A vítima, que não foi a óbito, mas ficou internada em estado grave após ser baleada, não estava na mira dos bandidos. O adolescente não tinha passagens pela polícia, nem qualquer envolvimento com organizações criminosas. Na realidade, segundo o adjunto da DHPP de Vila Velha, delegado Adriano Fernandes, não havia um alvo específico. Os autores do ataque chegaram em uma moto, atirando para atingir qualquer um que estivesse na região, onde ocorre intenso tráfico de drogas.
Um deles, identificado como Matheus Cristian Santos Silva, de 19 anos, foi preso poucos dias após o crime. O outro, identificado como João Vitor Aragão de Jesus, 21, acabou detido nesta terça-feira (31), no bairro Forte São João, em Vitória.
Eles são membros do Terceiro Comando Puro (TCP) e, naquele 7 de fevereiro, estavam em território dominado pela facção rival, o Primeiro Comando de Vitória (PCV). Ainda de acordo com o delegado, foi um dos primeiros ataques de muitos que ocorreram na Região 5 de Vila Velha, desde fevereiro — muitos deles seguindo o mesmo padrão, de não existir um alvo específico, apenas a missão de atingir quem estivesse na zona rival.
O ataque que feriu o adolescente foi ordenado por José Augusto Fernandes da Silva, vulgo Fantoche, de 21 anos, tido como liderança de Riviera da Barra. Quando a ligação com o caso foi descoberta, ele já havia sido preso por estar pilotando uma moto roubada, e ainda de posse de uma arma.

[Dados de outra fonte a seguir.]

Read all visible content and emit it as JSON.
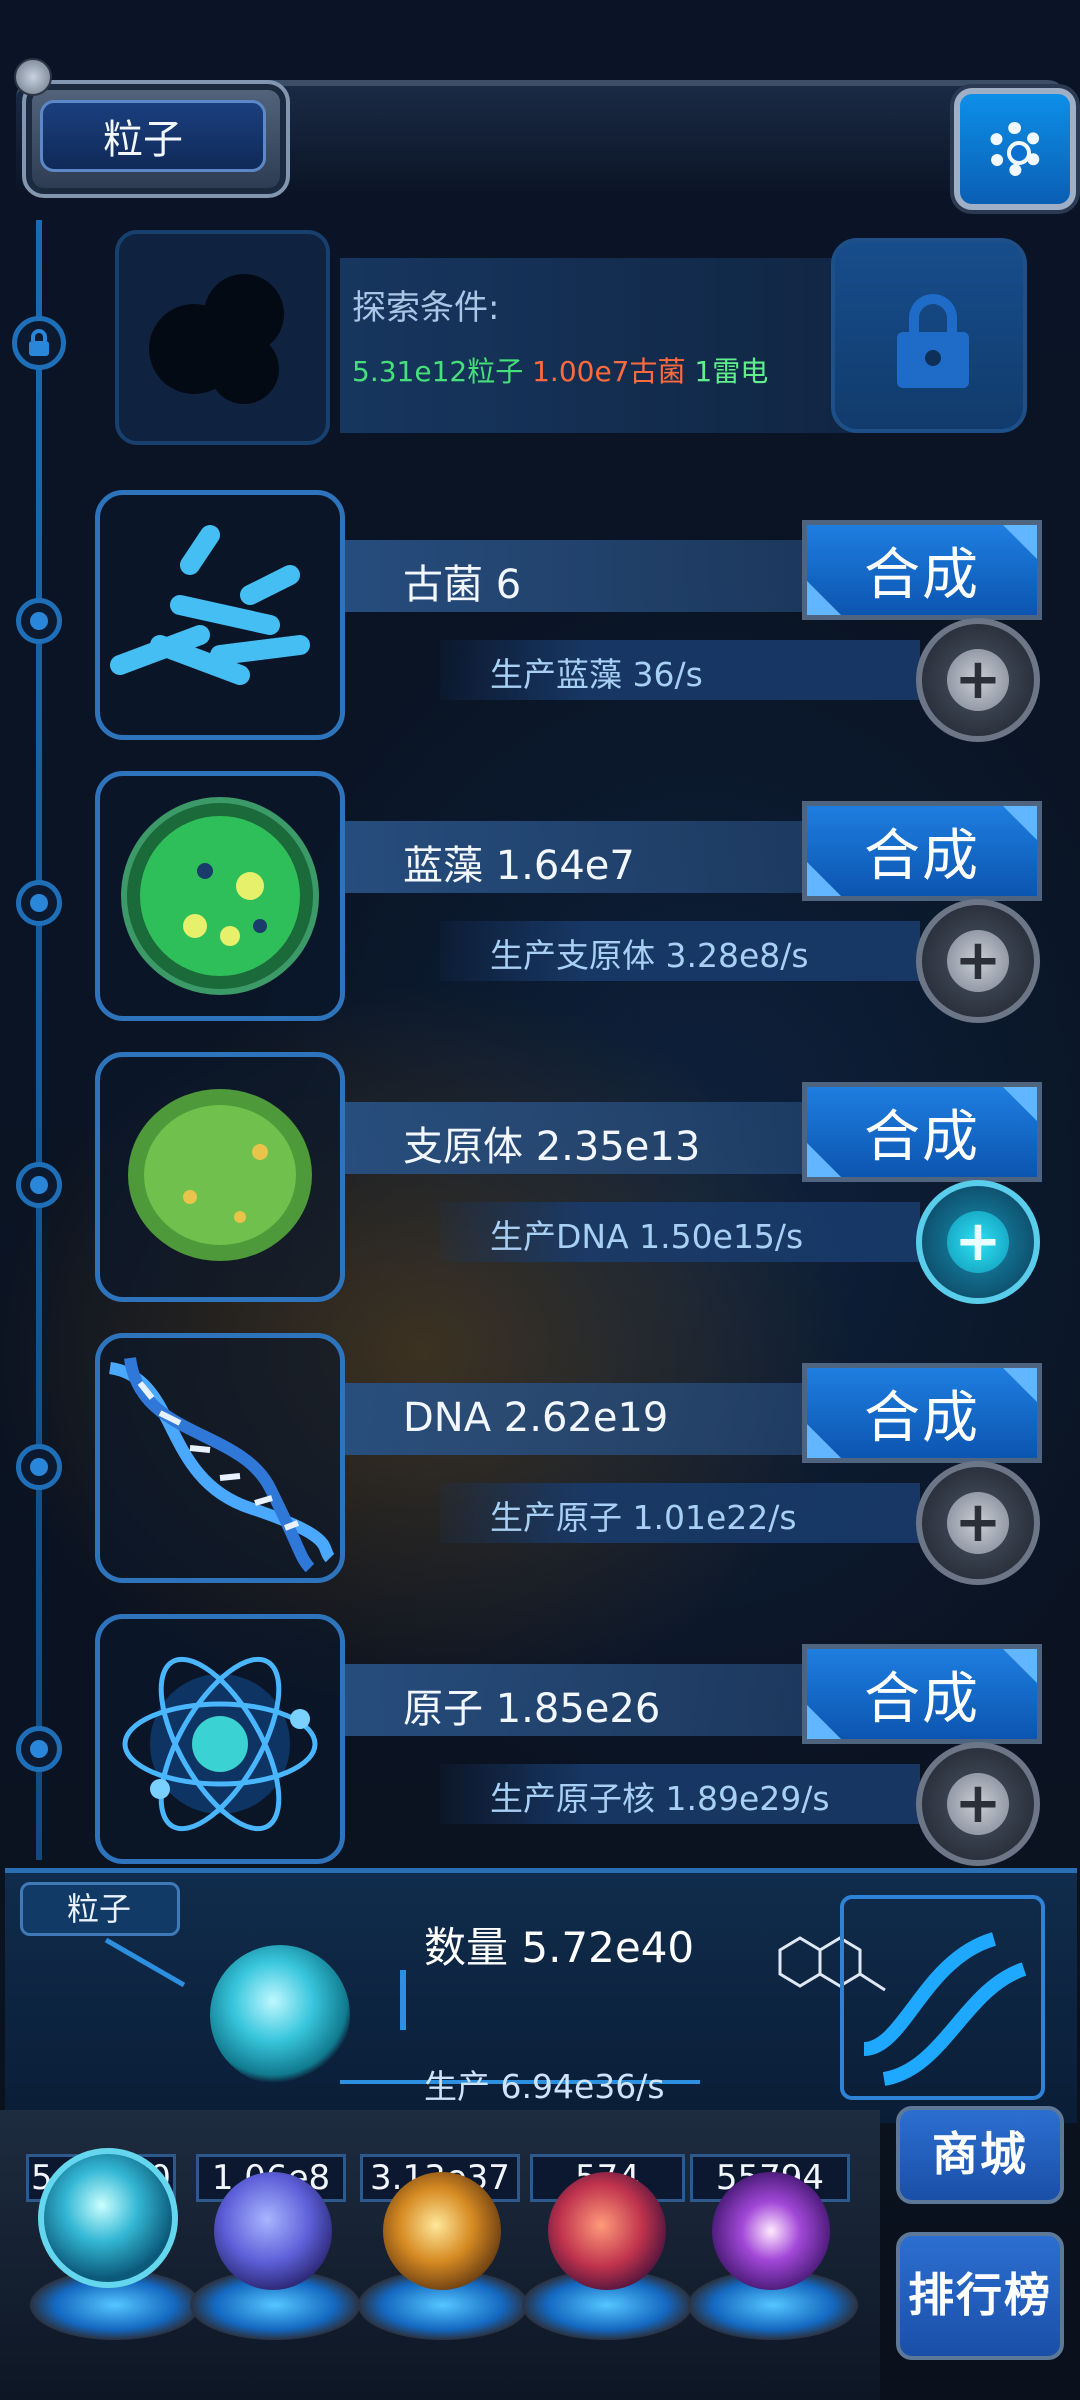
{
  "header": {
    "title": "粒子"
  },
  "explore": {
    "label": "探索条件:",
    "req_1": "5.31e12粒子",
    "req_2": "1.00e7古菌",
    "req_3": "1雷电"
  },
  "items": [
    {
      "name": "古菌 6",
      "production": "生产蓝藻 36/s",
      "synth_label": "合成",
      "icon": "archaea-icon",
      "plus_active": false
    },
    {
      "name": "蓝藻 1.64e7",
      "production": "生产支原体 3.28e8/s",
      "synth_label": "合成",
      "icon": "cyanobacteria-icon",
      "plus_active": false
    },
    {
      "name": "支原体 2.35e13",
      "production": "生产DNA 1.50e15/s",
      "synth_label": "合成",
      "icon": "mycoplasma-icon",
      "plus_active": true
    },
    {
      "name": "DNA 2.62e19",
      "production": "生产原子 1.01e22/s",
      "synth_label": "合成",
      "icon": "dna-icon",
      "plus_active": false
    },
    {
      "name": "原子 1.85e26",
      "production": "生产原子核 1.89e29/s",
      "synth_label": "合成",
      "icon": "atom-icon",
      "plus_active": false
    }
  ],
  "panel": {
    "tab": "粒子",
    "quantity": "数量 5.72e40",
    "production": "生产 6.94e36/s"
  },
  "resources": [
    {
      "value": "5.72e40",
      "icon": "particle-orb-icon"
    },
    {
      "value": "1.06e8",
      "icon": "lightning-orb-icon"
    },
    {
      "value": "3.13e37",
      "icon": "fire-orb-icon"
    },
    {
      "value": "574",
      "icon": "brain-orb-icon"
    },
    {
      "value": "55794",
      "icon": "vortex-orb-icon"
    }
  ],
  "side_buttons": {
    "shop": "商城",
    "ranking": "排行榜"
  },
  "colors": {
    "accent": "#1e7ee0",
    "req_green": "#46e07a",
    "req_orange": "#ff6a3d"
  }
}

“No depoimento, ele negou tudo. Disse que não fazia parte de organização nenhuma, que não sabia que a moto era roubada, que a arma não era dele", explicou o delegado.
No dia seguinte,
um homem de 20 anos foi baleado em um novo episódio de violência, desta vez em Barramares. A vítima acabou atingida por três tiros, sendo um no braço e dois na axila, todos do lado esquerdo do corpo. Os suspeitos também passaram atirando a bordo de uma moto.
Segundo a Polícia Militar, dois tiroteios também aconteceram em pontos diferentes do distrito 5 naquela semana: um no bairro 23 de Maio e outro em Ulisses Guimarães. Uma pessoa morreu e outra sofreu tentativa de homicídio nestes ataques.
A polícia atribui os casos à intensa disputa por pontos de boca de fumo entre TCP e PCV. João Vitor, preso na terça-feira (31), também teria participado de alguns deles.